D’un point de vue géopolitique, aussi, Israël représente le dernier bras armé «d’une forme d’impérialisme occidental résiduel au Proche-Orient», estime Youri Lou Vertongen. A cet égard, «les manifestations propalestiniennes s’inscrivent aussi dans une réaction anti-impérialiste.»

«Le soutien apporté par les puissances occidentales à l’Ukraine a rééquilibré cette impression de “David contre Goliath”.»

Début des années 2000, période où l’altermondialisme connaissait sa plus grande influence, la question de la libération du Tibet était un incontournable. «Aujourd’hui, dans la gauche militante, la solidarité avec la Palestine est devenue cet incontournable.» Ceci étant, les mouvements de solidarité pour la Palestine restent «composites, hétérogènes, et dissensuels en leur sein», souligne le chercheur.

4. Une sélectivité de l’indignation?

La couverture médiatique intense à propos de l’Ukraine et Gaza tend également à masquer d’autres conflits actuels, eux aussi meurtriers, mais qui ne font pas l’objet du même soutien populaire. Au Yémen, au Congo, ou au Soudan, pour ne citer qu’eux. Pourrait-on dès lors parler d’une «humanité à la carte», ou d’une «sélectivité de l’indignation», aussi bien de la part des médias que de la population?

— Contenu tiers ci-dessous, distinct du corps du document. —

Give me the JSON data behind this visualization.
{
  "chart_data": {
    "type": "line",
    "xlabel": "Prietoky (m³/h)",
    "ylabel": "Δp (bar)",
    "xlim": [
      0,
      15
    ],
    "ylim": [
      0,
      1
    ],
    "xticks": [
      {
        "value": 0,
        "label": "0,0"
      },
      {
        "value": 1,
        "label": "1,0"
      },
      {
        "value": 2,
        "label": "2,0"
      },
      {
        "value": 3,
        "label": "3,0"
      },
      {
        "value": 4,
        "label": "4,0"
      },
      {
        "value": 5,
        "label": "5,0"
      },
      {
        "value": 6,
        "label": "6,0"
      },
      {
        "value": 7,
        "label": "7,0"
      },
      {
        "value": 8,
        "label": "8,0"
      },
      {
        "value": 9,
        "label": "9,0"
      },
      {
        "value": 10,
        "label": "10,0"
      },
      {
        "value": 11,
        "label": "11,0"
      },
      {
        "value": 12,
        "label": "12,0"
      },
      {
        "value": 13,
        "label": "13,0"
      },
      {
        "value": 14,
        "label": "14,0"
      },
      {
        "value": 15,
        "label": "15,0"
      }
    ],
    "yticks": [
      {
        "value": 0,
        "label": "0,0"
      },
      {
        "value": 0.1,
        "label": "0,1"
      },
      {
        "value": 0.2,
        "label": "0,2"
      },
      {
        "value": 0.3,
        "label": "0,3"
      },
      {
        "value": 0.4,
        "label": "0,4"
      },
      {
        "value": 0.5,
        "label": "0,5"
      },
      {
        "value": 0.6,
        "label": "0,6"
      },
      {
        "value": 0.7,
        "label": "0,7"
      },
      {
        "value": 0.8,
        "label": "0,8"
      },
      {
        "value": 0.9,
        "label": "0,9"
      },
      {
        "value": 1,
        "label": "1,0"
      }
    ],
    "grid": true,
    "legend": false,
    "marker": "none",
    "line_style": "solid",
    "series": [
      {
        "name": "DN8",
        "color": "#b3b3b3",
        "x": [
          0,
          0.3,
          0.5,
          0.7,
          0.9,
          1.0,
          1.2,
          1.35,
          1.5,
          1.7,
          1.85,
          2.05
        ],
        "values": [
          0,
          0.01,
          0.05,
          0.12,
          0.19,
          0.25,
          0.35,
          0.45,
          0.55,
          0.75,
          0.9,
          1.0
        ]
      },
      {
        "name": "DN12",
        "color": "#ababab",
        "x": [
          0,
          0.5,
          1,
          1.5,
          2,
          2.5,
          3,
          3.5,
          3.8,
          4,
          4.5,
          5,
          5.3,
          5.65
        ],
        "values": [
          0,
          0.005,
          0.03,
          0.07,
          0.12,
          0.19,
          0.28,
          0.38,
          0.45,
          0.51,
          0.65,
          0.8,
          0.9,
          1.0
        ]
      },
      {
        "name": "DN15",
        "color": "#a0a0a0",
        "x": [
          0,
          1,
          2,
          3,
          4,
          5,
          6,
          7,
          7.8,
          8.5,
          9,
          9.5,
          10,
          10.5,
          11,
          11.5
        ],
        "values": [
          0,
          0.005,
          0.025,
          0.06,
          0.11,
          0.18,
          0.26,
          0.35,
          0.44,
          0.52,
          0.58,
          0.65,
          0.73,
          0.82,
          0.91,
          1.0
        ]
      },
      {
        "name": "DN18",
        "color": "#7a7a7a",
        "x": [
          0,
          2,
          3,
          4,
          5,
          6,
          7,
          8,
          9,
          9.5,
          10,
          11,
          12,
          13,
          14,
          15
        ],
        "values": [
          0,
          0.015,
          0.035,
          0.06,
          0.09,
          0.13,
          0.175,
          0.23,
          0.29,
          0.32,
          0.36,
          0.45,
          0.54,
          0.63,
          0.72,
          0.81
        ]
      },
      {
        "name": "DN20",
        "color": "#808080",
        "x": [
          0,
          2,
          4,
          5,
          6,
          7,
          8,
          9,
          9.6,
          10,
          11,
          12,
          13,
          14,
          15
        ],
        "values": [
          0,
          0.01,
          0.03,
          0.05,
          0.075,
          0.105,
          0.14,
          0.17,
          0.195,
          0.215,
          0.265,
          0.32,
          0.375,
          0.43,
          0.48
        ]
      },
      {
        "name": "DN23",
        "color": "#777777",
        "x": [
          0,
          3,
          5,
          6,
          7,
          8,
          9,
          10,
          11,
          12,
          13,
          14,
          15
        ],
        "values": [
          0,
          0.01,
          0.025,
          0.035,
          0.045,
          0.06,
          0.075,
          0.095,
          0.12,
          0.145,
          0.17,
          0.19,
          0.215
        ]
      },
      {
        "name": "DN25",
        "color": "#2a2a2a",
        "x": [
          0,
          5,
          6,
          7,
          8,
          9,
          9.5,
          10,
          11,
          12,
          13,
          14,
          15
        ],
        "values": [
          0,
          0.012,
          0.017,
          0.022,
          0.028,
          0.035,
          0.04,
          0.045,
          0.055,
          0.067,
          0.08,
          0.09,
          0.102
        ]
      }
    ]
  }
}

Non, estime Henri Goldman, car «il existe une implication politique et émotionnelle de longue date de nos sociétés envers les conflits au Proche-Orient. Le Soudan, le Yémen, ou les Ouïghours en Chine (NDLR: ces derniers subissent aussi une forme de génocide) sont des sociétés qui nous sont totalement extérieures, et pour lesquelles nous n’avons pas de liens historiques ou politiques. C’est déplorable, mais logique.»

«L’indignation militante anti-impérialiste est aussi un élément qui n’est pas projeté dans ce qui se passe au Yémen ou au Soudan», relève Marie Kortam. Ces autres conflits «ne suscitent pas la même polarisation au sein de la société belge, et donc des prises de position politique moins tranchées», ajoute pour sa part Jean Faniel.

5. La Palestine, catalyseur des débats nationaux

Les prises de position politique interne sont d’ailleurs devenues incontournables pour Gaza, qui «est devenue un catalyseur des débats nationaux en Europe», assure Marie Kortam. «Désormais, le degré d’humanité des partis n’est plus spécialement établi selon leur programme propre, mais surtout en fonction de leur position sur Gaza.»

Le conflit israélo-palestinien «représente une ligne de clivage très nette entre les partis», abonde Jean Faniel. Cette division politique interne, limpide, «favorise aussi la manifestation.» En parallèle, «l’Ukraine dispose d’un soutien politique belge unanime, si ce n’est l’ambiguïté notable du PTB, surtout au début du conflit. Les voix qui soutiendraient la Russie sont inexistantes, ou inaudibles.» A l’inverse, «des voix importantes, du Premier ministre au président du MR, soutiennent Israël de façon assumée, jusqu’à nier la possibilité d’un génocide.»

Gaza-Ukraine: deux guerres, deux récits, deux émotions collectives. La solidarité, elle aussi, obéit à ses propres frontières.